Though born in Hickory, NC, the twists and turns along life's highway paved the way for Cheryl Getzinger to finally make her home in Hope, Michigan.
Having learned to drive a semi-truck during her first marriage, Cheryl cruised the highways with her son sometimes in tow. After meeting her current husband, she settled down in Hope.
Cheryl still drives a semi-truck delivering lumber, block, concrete and building materials. But now she's got another ambition driving her along; the desire to make teddy bears.
"I began making bears 9 years ago when our niece was born, as a gift to her. That was the beginning of a lifelong love of bear creation. It's very addicting."
Cheryl made her first bear from a Simplicity pattern. "I did not like the way it turned out. Then the alterations began.
I would see a style of bear online and buy a pattern, then alter it."
After none of the patterns she purchased were really what she wanted, she soon began drawing her own. "Now I have my own style." After a lot of trial and error, she finally got the look she was looking for.

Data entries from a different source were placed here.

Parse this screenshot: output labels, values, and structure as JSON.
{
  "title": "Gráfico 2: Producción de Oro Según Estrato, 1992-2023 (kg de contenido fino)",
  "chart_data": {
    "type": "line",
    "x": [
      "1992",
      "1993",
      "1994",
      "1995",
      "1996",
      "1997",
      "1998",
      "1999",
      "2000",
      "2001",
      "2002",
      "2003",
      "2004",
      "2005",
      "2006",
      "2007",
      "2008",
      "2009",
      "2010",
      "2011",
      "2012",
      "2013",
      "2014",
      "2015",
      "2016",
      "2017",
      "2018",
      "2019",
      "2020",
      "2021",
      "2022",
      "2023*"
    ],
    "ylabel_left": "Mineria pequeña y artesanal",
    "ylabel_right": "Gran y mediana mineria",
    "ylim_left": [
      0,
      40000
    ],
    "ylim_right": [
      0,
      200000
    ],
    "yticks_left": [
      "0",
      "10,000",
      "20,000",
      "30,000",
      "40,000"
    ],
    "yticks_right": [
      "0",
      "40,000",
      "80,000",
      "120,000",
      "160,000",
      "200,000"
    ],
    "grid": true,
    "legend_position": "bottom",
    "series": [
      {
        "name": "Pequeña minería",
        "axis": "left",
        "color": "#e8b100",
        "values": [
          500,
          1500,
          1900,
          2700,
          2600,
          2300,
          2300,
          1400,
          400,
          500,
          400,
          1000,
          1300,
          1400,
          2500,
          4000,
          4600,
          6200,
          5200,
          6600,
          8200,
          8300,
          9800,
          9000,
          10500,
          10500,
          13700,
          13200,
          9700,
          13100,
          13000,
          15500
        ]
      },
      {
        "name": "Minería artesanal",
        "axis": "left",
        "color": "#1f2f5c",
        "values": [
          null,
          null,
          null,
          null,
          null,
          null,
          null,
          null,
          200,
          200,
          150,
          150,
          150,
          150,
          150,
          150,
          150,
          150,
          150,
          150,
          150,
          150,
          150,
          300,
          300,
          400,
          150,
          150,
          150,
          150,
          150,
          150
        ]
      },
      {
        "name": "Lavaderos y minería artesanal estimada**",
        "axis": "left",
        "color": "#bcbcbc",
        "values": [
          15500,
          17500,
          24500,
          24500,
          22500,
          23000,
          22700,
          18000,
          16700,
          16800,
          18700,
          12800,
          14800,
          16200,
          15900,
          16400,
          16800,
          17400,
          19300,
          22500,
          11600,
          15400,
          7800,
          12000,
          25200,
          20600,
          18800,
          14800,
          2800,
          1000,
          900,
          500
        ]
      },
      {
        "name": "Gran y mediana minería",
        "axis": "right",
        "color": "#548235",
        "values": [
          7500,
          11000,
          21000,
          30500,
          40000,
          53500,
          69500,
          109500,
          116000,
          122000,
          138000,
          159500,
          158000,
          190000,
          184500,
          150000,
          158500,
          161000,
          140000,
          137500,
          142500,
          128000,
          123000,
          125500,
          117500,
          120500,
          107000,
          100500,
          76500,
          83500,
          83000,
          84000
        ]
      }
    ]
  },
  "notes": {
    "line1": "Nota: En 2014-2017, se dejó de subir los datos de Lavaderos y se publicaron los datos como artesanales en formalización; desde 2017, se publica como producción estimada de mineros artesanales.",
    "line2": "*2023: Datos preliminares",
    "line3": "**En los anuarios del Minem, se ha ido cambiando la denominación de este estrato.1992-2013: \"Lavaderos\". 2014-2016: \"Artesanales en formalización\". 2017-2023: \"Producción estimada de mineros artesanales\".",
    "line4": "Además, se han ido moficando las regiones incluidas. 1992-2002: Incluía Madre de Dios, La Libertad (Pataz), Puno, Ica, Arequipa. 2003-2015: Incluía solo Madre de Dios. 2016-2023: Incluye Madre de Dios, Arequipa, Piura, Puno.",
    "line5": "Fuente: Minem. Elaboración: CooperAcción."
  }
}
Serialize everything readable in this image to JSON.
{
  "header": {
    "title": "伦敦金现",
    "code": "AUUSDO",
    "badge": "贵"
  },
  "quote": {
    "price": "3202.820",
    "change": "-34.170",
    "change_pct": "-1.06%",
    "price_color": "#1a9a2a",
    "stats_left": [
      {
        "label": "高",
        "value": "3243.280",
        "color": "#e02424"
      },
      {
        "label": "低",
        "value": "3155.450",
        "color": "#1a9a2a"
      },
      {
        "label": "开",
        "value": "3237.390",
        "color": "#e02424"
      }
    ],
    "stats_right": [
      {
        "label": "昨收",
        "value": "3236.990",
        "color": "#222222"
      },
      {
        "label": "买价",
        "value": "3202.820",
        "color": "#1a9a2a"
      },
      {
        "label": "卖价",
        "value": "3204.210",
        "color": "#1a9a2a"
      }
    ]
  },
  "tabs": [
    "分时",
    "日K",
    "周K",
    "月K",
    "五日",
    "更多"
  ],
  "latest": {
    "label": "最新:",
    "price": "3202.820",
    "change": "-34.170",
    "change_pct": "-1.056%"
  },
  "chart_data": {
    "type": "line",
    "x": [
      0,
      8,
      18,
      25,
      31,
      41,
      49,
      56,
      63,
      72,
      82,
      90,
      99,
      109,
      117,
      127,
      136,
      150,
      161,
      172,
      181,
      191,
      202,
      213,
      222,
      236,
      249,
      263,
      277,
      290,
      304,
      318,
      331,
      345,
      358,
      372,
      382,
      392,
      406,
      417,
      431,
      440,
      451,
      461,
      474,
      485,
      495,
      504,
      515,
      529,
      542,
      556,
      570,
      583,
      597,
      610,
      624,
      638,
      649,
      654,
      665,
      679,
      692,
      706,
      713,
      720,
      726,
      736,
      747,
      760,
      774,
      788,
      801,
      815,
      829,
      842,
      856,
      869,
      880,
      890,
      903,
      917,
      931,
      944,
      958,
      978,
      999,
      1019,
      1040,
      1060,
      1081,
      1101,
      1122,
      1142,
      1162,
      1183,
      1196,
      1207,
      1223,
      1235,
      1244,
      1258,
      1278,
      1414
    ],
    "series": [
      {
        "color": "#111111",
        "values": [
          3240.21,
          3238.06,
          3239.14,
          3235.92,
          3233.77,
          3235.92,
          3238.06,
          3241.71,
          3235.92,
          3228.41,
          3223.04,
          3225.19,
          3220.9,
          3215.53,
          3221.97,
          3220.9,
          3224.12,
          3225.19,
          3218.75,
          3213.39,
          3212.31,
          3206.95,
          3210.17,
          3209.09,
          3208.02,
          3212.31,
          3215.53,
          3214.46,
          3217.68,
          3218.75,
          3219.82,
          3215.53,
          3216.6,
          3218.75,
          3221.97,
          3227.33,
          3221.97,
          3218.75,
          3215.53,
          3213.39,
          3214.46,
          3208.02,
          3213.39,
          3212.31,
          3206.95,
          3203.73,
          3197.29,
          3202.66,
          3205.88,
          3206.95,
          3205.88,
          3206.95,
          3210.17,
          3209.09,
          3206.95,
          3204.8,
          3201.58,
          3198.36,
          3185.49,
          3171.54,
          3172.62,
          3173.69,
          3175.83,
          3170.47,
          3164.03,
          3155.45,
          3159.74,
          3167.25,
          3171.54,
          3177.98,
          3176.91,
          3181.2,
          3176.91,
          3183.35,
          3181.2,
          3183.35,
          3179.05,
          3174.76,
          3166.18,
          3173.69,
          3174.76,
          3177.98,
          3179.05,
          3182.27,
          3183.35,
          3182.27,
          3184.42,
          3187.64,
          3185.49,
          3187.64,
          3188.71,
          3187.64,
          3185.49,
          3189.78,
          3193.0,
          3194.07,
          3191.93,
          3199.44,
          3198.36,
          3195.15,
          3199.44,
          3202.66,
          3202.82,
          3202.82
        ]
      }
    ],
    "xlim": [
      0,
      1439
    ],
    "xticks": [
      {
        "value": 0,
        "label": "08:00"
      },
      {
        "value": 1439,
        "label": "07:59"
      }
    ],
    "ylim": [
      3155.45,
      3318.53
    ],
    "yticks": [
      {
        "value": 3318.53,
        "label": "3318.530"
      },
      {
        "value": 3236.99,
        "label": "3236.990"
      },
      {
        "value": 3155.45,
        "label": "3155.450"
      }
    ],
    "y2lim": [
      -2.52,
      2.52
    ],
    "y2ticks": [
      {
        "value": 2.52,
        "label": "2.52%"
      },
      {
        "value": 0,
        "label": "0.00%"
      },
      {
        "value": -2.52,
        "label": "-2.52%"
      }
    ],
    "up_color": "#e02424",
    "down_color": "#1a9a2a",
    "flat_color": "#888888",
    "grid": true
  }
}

Developing her style further, she read books by bear artist/author, Nancy Tillberg and took online classes that Nancy offered. "I followed her advice to achieve soft sculpting techniques such as noses and open mouths."
Usually making between 5 and 10 bears a year, with more around Christmas time, Cheryl puts the greatest amount of attention towards the bears eyes.
"After all, they are the bear's window to their world. I try to get as much expression and love into those eyes as I can possibly get," she said. "When the eyes are just right, I know then I can stop. I work hard on the eyes of my bears, felting the eyelids, shading them and lately I have been adding mohair eyelashes."
Originally working with synthetics, Cheryl has now started working with mohair. "I love working with mohair. It doesn't make me sneeze like the synthetics!"
Making the bears solely by herself, she finds that creating bears is her way of relaxing and de-stressing.
"Once I start making one, I am in my own world and I seem to tune out all the world around me."
Of course, it's hard to stop working on a bear once she starts because she can't wait to see what the face will be like.
Investigating new styles, she has made bears with felted faces, felted muzzles, felted paws, and pulled toes.
She also has tried air brushing the faces and using dye pens for accents around the eyes.